2

Eran las dos y media y ya tendría que haberse puesto en camino, porque no le gustaba conducir de noche. Pero no era capaz de decidirse a girar la llave de contacto. Como un amante que no hubiera tenido tiempo de decirle todo lo que habría querido, el paisaje que la rodeaba le impedía marcharse. Bajó del coche. Estaba rodeada de montañas: las de la izquierda eran claras, de colores intensos, y por encima del horizonte verdoso que marcaban, brillaban los glaciares blancos; las montañas de la derecha estaban cubiertas de una neblina amarillenta que las convertía en simples siluetas. Eran dos iluminaciones completamente diferentes; dos mundos diferentes. Giró la cabeza de izquierda a derecha y de derecha a izquierda y decidió ir a dar un último paseo. Y tomó el camino que, subiendo suavemente, conducía por los prados hacia los bosques altos.

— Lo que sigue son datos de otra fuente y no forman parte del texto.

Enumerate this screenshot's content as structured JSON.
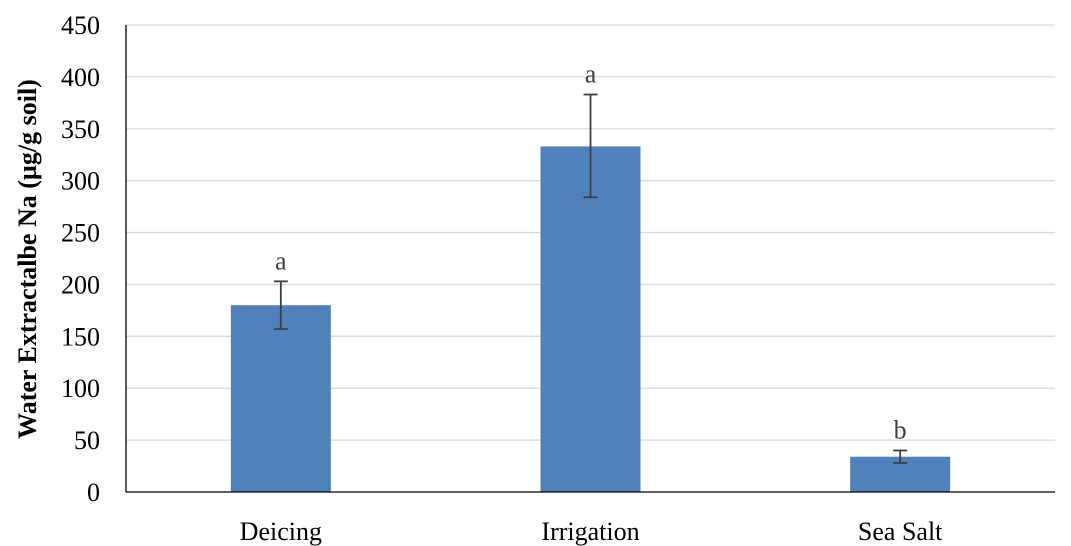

Hacía ya unos veinticinco años que había ido con Paul a los Alpes en la gran moto. Paul amaba el mar, y las montañas le eran ajenas. Ella quería ganarlo para su mundo; quería que lo maravillase la visión de los árboles y los prados. La moto estaba junto al borde de la carretera y Paul decía:

—El prado no es más que un campo de sufrimientos. A cada instante en medio de ese hermoso verdor muere alguna criatura, las hormigas se comen vivas a las lombrices, los pájaros están al acecho en lo alto, viendo si pasa una comadreja o un ratón. ¿Ves ese gato negro que está inmóvil en medio de la hierba? No hace más que esperar a que se le presente la oportunidad de matar. Me resulta antipático ese respeto ingenuo por la naturaleza. ¿Crees que el ciervo siente menos terror en las fauces del tigre del que sentirías tú? La gente ha inventado que el animal no tiene la misma capacidad de sufrimiento que el hombre, porque de otro modo no podría soportar la idea de que está rodeada por una naturaleza que es un horror y nada más que un horror.

Paul disfrutaba pensando que poco a poco el hombre va cubriendo toda la tierra de cemento. Se sentía como si estuviese viendo emparedar viva a una cruel asesina. Agnes comprendía demasiado su actitud como para reprocharle su falta de amor por la naturaleza, motivada, si es posible decirlo así, por su sentido de humanidad y justicia.

Pero puede que se tratara más bien de una vulgar lucha de celos de un hombre por una mujer, a la que quería separar definitivamente de su padre. Porque quien enseñó a Agnes a amar la naturaleza fue su padre. Con él recorrió kilómetros y kilómetros de caminos y admiró el silencio de los bosques.

En una ocasión unos amigos la llevaron a recorrer la naturaleza norteamericana. Era el reino interminable e inaccesible de los árboles atravesado por largas carreteras. El silencio de aquellos bosques le sonaba igual de enemistoso y extraño que el ruido de Nueva York. En el bosque que Agnes ama, los caminos se ramifican en caminos menores y en senderos aún menores; por los senderos pasan los guardabosques. En los caminos hay bancos desde los que se ve un paisaje lleno de ovejas y vacas pastando. Eso es Europa, eso es el corazón de Europa, eso son los Alpes.